As when he deliberated upon the packets, Lingworth tapped his fingers upon the papers while he thought.

“What was your second question?” asked Bob.

“How,” asked Lingworth, “did you know about this Method person? A good cop might have put together the murders. I admit you’ve got me believing you’re onto something there. I don’t get any of this cloak and dagger nonsense. Why would you know anything of his intelligence activities?”

“A man in a bar in San Francisco told me,” said Bob. “He said Method had connections to every one of the victims. They had been in South America together, mixed up in some secret operation.”

Bob did not say that the man in the bar was John Taylor, or that the secret operation was the attack on the dams.

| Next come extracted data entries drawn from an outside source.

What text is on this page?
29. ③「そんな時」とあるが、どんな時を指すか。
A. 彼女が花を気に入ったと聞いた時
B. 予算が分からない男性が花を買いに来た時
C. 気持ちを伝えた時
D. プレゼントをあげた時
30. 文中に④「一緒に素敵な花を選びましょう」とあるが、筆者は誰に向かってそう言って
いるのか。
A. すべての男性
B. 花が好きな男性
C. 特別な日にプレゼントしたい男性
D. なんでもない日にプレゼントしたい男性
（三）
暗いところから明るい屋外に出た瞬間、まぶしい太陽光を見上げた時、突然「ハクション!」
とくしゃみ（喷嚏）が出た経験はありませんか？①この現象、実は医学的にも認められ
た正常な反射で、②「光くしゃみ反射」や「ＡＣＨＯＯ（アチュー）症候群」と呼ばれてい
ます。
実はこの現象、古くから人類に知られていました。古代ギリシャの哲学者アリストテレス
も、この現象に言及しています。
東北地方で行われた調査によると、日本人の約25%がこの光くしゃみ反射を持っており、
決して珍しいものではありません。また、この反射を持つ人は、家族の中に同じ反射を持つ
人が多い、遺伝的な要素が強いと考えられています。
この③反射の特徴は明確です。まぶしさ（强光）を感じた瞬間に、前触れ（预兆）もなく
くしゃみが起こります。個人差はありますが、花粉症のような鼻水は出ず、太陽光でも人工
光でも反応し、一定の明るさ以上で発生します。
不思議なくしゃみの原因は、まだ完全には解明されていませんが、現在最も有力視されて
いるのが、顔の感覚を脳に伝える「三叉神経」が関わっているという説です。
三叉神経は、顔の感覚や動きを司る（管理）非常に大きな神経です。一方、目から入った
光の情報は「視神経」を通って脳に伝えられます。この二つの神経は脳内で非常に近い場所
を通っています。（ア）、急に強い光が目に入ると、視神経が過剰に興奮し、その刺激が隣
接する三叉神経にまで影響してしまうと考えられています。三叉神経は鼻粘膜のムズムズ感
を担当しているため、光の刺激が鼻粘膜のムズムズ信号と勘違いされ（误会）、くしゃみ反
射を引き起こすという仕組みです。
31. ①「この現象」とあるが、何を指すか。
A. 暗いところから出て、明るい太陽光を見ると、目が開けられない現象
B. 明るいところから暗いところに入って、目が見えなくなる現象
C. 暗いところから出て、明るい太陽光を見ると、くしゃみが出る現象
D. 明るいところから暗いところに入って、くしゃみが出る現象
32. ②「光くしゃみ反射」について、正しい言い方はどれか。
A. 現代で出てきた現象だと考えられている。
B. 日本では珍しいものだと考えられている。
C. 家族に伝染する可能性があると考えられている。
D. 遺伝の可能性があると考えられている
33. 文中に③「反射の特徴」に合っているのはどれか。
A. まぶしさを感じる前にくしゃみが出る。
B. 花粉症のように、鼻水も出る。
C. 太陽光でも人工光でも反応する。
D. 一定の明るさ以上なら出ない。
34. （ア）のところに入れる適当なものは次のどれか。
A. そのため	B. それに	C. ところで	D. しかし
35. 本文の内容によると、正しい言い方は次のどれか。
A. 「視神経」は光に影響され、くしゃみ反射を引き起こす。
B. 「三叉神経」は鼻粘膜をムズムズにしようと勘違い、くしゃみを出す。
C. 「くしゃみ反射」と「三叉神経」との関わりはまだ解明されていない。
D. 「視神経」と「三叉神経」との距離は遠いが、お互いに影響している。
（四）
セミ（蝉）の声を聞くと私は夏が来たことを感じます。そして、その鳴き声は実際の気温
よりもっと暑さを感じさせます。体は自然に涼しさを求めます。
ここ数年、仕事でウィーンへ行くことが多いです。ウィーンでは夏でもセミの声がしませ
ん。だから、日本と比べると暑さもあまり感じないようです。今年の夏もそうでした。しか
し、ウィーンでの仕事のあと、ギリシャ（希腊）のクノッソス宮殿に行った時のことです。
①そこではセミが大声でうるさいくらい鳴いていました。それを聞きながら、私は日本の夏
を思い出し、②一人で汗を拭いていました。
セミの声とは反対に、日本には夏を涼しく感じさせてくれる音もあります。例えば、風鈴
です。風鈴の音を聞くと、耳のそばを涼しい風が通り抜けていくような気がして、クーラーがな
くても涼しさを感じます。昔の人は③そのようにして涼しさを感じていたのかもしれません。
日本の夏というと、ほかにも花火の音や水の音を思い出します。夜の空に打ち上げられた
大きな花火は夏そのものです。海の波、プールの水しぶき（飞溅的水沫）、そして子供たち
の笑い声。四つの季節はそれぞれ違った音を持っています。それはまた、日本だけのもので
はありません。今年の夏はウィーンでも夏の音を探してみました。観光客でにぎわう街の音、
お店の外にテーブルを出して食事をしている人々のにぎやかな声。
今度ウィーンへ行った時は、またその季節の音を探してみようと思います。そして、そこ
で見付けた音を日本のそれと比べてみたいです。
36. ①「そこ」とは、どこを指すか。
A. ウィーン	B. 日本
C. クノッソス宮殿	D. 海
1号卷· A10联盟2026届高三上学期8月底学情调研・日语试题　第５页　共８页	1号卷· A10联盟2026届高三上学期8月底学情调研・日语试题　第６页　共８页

Taylor and Mondragon were names that had already been in the tabloid press, and a tough-minded agent of Lingworth’s mold would shy away from sensational stories.

“What man in a San Francisco bar?” asked Lingworth.

“He didn’t tell me his name,” lied Bob. “I only know he was somehow tied to the same business in South America.”

While not the most brilliant investigator the FBI had ever employed, Agent Lingworth was more than competent at his job. After conducting thousands of interrogations over the course of thirty-one years he certainly could tell a blatant lie when an amateur liar like Bob laid one before him. He tapped his fingers again while he decided he would, at this stage in his career, indeed rather become a hero than find out the entire truth.

“This had better be good,” he said as he reached for the telephone to call the Oshkosh Police Department.